(319a) Symmetry Breaking, Symmetry Recovery and Chaos in Evaporation Driven Marangoni Flows over Bubbles

Understanding the flow dynamics inside thin liquid films that make up bubbles is of practical and fundamental interest. Practically, this understanding is crucial for tuning bubble stability, while fundamentally, flows inside thin films are an excellent platform to study characteristics of 2D flows. Here we experimentally study the spatial and temporal dynamics of film thickness profiles over bubbles in binary liquid mixtures subjected to evaporation driven Marangoni flows. Initially, we demonstrate how bubble stability can be dramatically tuned with the help of evaporation driven flows.
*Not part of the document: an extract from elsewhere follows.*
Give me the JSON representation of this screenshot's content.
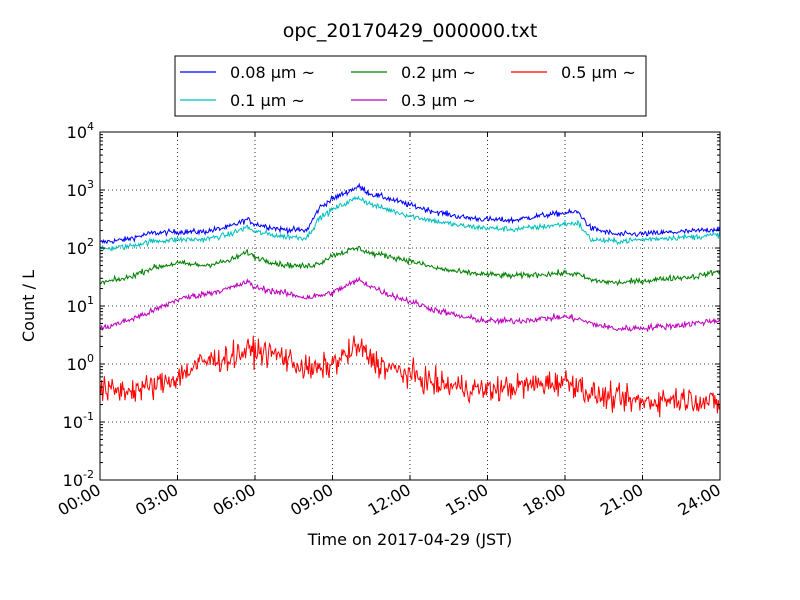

Subsequently, we probe the spatial structure and show that the spatial symmetry of the film thickness profiles are non-monotonic functions of initial volatile species concentration (c₀), with profiles being axisymmetric for both very low (1%) and very high (95%) concentrations. The temporal structure of the film thickness fluctuations over space reveal a similar non-monotonic dependence between species concentration and the spatial prevalence of fluctuation stochasticity. At 50% volatile species concentration, there is a complete breakdown of spatial symmetry and the film thickness fluctuations are chaotic everywhere in space, with the fluctuation statistics becoming spatially invariant and ergodic. For these cases, the power spectrum of thickness fluctuations forced by evaporation are shown to follow the Kolmogorov -5/3 scaling - a first such demonstration for forcing by evaporation. The observed non-monotonic behavior is a result of the system sensitivity to ambient disturbances scaling as (∂γ/∂γ)c₀(1-c₀)/μ, where ∂γ/∂γ is the solutal coefficient of surface tension and μ is the dynamic viscosity. These insights into evaporation driven Marangoni flows along with the reported experimental setup and protocols also serve as an excellent platform to further investigate externally forced 2D chaotic flows.